Anger over the court’s decision was swift, but there was significant systemic opposition. Traditional interpretations of constitutional law held that federal civil rights law did not consider Asian Americans as a protected class, and thus Chin’s murder could not be investigated as a violation of fundamental civil rights. AAPI activists mobilized and formed the American Citizens for Justice, which was an instrumental cause in Chin’s case being retried and being the first Asian American to have his civil rights legally recognized.
But this victory was also won through the instrumental support of Black activists at the time, including the Reverend Jesse Jackson, leader of a so-called Rainbow coalition. Jackson, whose politics of intersectionality echo to this day, utilized his paramount influence to lobby the Federal government. The basic recognition of our civil rights could not have been achieved without Black allyship and intersectional alliance.

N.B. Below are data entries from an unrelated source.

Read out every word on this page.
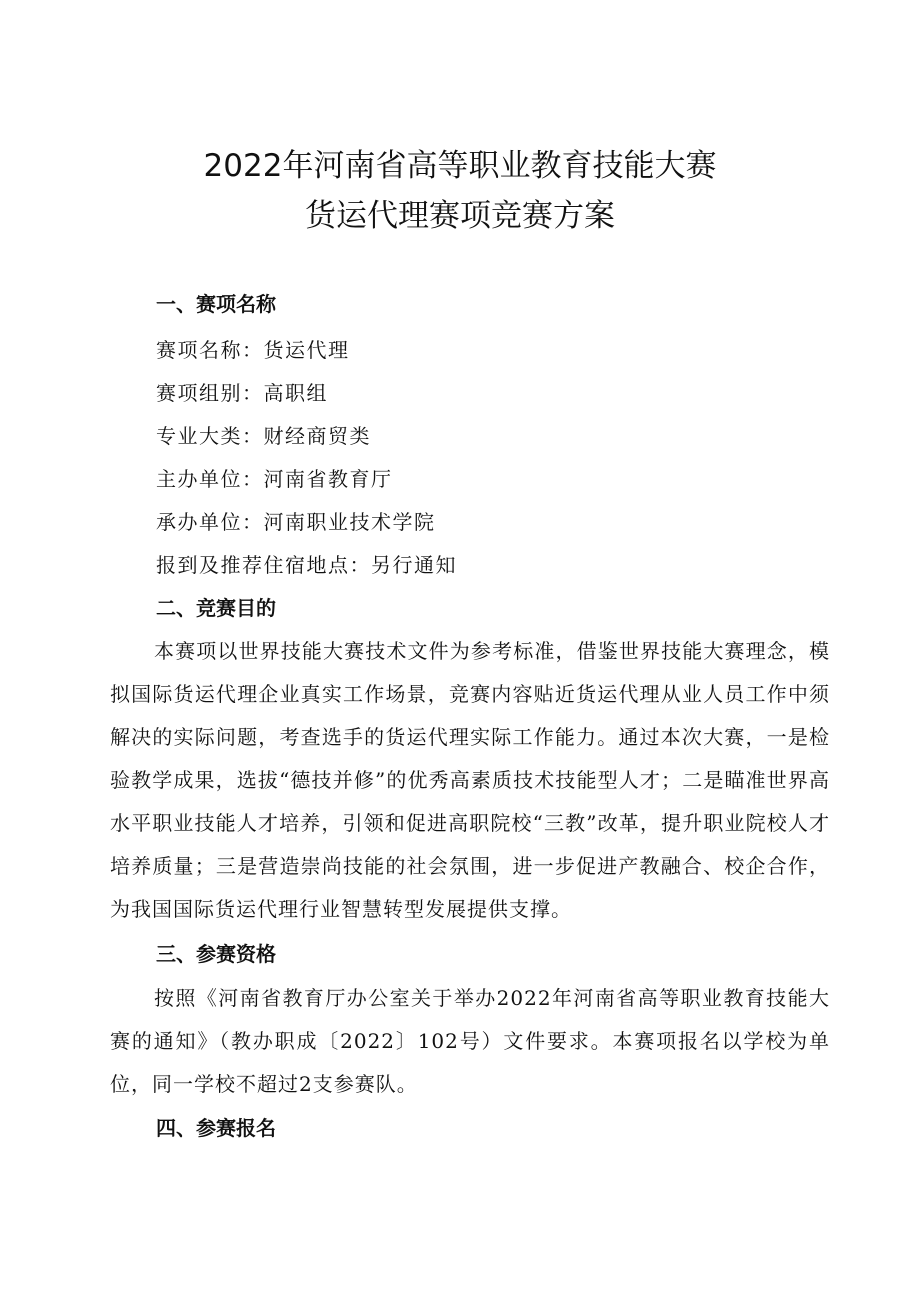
2022年河南省高等职业教育技能大赛
货运代理赛项竞赛方案
一、赛项名称
赛项名称：货运代理
赛项组别：高职组
专业大类：财经商贸类
主办单位：河南省教育厅
承办单位：河南职业技术学院
报到及推荐住宿地点：另行通知
二、竞赛目的

本赛项以世界技能大赛技术文件为参考标准，借鉴世界技能大赛理念，模拟国际货运代理企业真实工作场景，竞赛内容贴近货运代理从业人员工作中须解决的实际问题，考查选手的货运代理实际工作能力。通过本次大赛，一是检验教学成果，选拔“德技并修”的优秀高素质技术技能型人才；二是瞄准世界高水平职业技能人才培养，引领和促进高职院校“三教”改革，提升职业院校人才培养质量；三是营造崇尚技能的社会氛围，进一步促进产教融合、校企合作，为我国国际货运代理行业智慧转型发展提供支撑。

三、参赛资格

按照《河南省教育厅办公室关于举办2022年河南省高等职业教育技能大赛的通知》（教办职成〔2022〕102号）文件要求。本赛项报名以学校为单位，同一学校不超过2支参赛队。

四、参赛报名
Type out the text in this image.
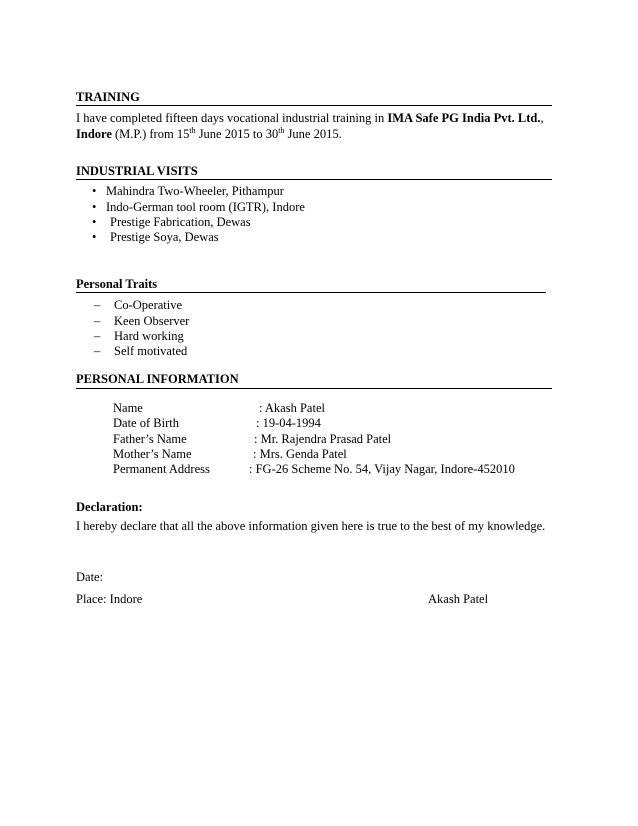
TRAINING
I have completed fifteen days vocational industrial training in IMA Safe PG India Pvt. Ltd.,
Indore (M.P.) from 15th June 2015 to 30th June 2015.
INDUSTRIAL VISITS
• Mahindra Two-Wheeler, Pithampur
• Indo-German tool room (IGTR), Indore
• Prestige Fabrication, Dewas
• Prestige Soya, Dewas
Personal Traits
– Co-Operative
– Keen Observer
– Hard working
– Self motivated
PERSONAL INFORMATION
Name	: Akash Patel
Date of Birth	: 19-04-1994
Father’s Name	: Mr. Rajendra Prasad Patel
Mother’s Name	: Mrs. Genda Patel
Permanent Address	: FG-26 Scheme No. 54, Vijay Nagar, Indore-452010
Declaration:
I hereby declare that all the above information given here is true to the best of my knowledge.
Date:
Place: Indore	Akash Patel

There are countless more examples from the annals of America’s bloody, bigoted history. Black opposition to the Vietnam War, Black outcry against Executive Order 9066, Black support for Philippine Independence. Were it not for Black activists in the 20th century, my Chinese immigrant parents would never have been able to come to America. The American Dream we are supposed to strive for is for full equality, not for us to become more White. As the adage goes, justice doesn’t mean just us.
And it is for that reason that a movement seeking justice for Vicha Ratanapakdee must unequivocally reject anti-Black racism. Black people have fought and will continue to fight with us against injustice, in many contexts despite facing racism from AAPI communities. Racial equality is won through disrupting White hegemony, and we will not do so without accepting the outstretched hand of our Black allies.